Sempre que pensava ouvir algo do gênero, Cinco decidia explorar alguma rua nova (talvez não tão nova), deleitando-se com o som da antiga carriola que encontrara em seus primeiros dias sozinho. Uma das rodas não girava tão suavemente quanto as outras, sempre fazendo com que um chiado irritante ecoasse nas cidades abandonadas em que passava.

Cinco gostava do som repetitivo e agudo, era agradável não precisar ouvir os próprios pensamentos por alguns instantes.

O homem (já não era garoto há algumas décadas) não ficava feliz em admitir, mas a Gestora o encontrou em um desses momentos que ele se permitia ouvir a própria mente.

Ele quase não escutou os passos dela.
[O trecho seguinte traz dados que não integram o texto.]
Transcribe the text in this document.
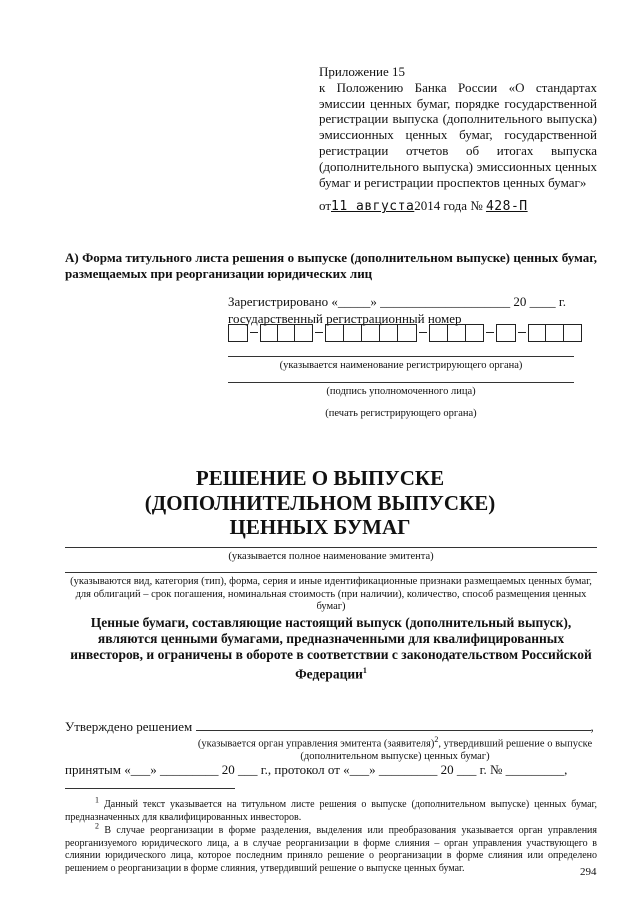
Приложение 15
к Положению Банка России «О стандартах эмиссии ценных бумаг, порядке государственной регистрации выпуска (дополнительного выпуска) эмиссионных ценных бумаг, государственной регистрации отчетов об итогах выпуска (дополнительного выпуска) эмиссионных ценных бумаг и регистрации проспектов ценных бумаг»
от11 августа2014 года № 428-П
А) Форма титульного листа решения о выпуске (дополнительном выпуске) ценных бумаг, размещаемых при реорганизации юридических лиц
Зарегистрировано «_____» ____________________ 20 ____ г.
государственный регистрационный номер
(указывается наименование регистрирующего органа)
(подпись уполномоченного лица)
(печать регистрирующего органа)
РЕШЕНИЕ О ВЫПУСКЕ
(ДОПОЛНИТЕЛЬНОМ ВЫПУСКЕ)
ЦЕННЫХ БУМАГ
(указывается полное наименование эмитента)
(указываются вид, категория (тип), форма, серия и иные идентификационные признаки размещаемых ценных бумаг, для облигаций – срок погашения, номинальная стоимость (при наличии), количество, способ размещения ценных бумаг)
Ценные бумаги, составляющие настоящий выпуск (дополнительный выпуск), являются ценными бумагами, предназначенными для квалифицированных инвесторов, и ограничены в обороте в соответствии с законодательством Российской Федерации$^1$
Утверждено решением	,
(указывается орган управления эмитента (заявителя)$^2$, утвердивший решение о выпуске (дополнительном выпуске) ценных бумаг)
принятым «___» _________ 20 ___ г., протокол от «___» _________ 20 ___ г. № _________,
$^1$ Данный текст указывается на титульном листе решения о выпуске (дополнительном выпуске) ценных бумаг, предназначенных для квалифицированных инвесторов.
$^2$ В случае реорганизации в форме разделения, выделения или преобразования указывается орган управления реорганизуемого юридического лица, а в случае реорганизации в форме слияния – орган управления участвующего в слиянии юридического лица, которое последним приняло решение о реорганизации в форме слияния или определено решением о реорганизации в форме слияния, утвердивший решение о выпуске ценных бумаг.	294
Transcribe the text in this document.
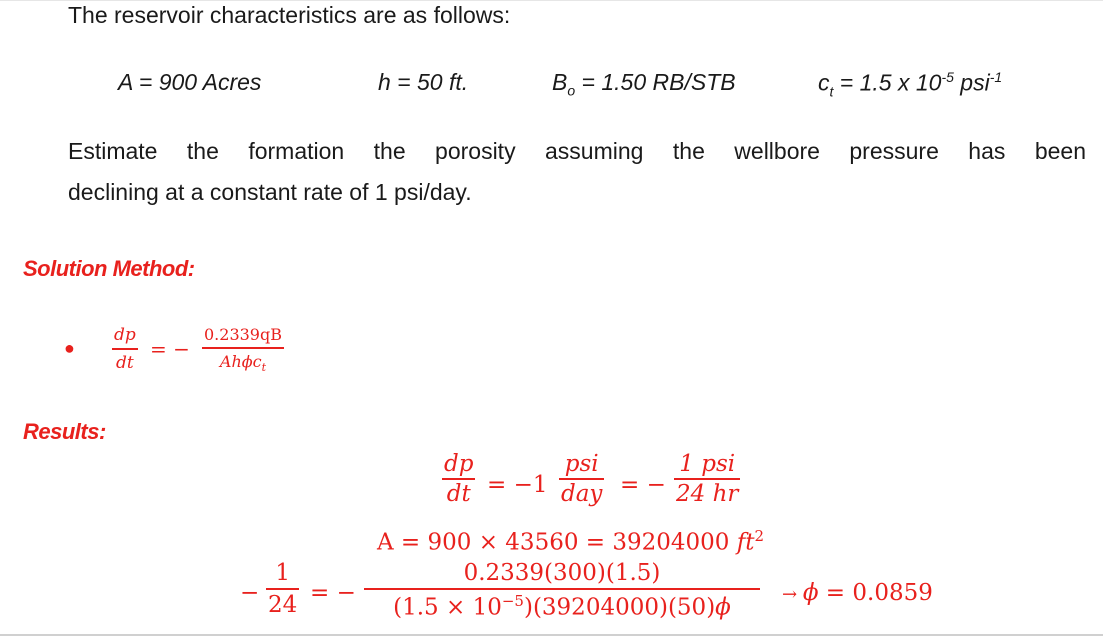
The reservoir characteristics are as follows:
A = 900 Acres	h = 50 ft.	$B_o = 1.50$ RB/STB	$c_t = 1.5$ x $10^{-5}$ psi$^{-1}$
Estimate the formation the porosity assuming the wellbore pressure has been
declining at a constant rate of 1 psi/day.
Solution Method:
●
dp
dt
= −
0.2339qB
Ahϕc$_t$
Results:
dp
dt = −1
psi
day = −
1 psi
24 hr
A = 900 × 43560 = 39204000 $ft^2$
−
1
24 = −
0.2339(300)(1.5)
$(1.5 \times 10^{-5})(39204000)(50)\phi$
→ ϕ = 0.0859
Quase.

Era difícil para o cérebro de Cinco processar o som de passos humanos (muito mais pesados do que os dos ratos restantes), mas ele teve uma infância inteira aprendendo a nunca abaixar a guarda em absolutamente nenhum cenário (por isso ele sempre carregava pelo menos uma arma bem carregada) para se deixar levar pelo susto.

De todos os momentos nas últimas décadas que o homem questionou a própria sanidade (ele passava seus dias falando com um objeto inanimado, afinal), ouvir a voz da Gestora foi com certeza o mais crítico.

Como assim ele não estava ouvindo coisas?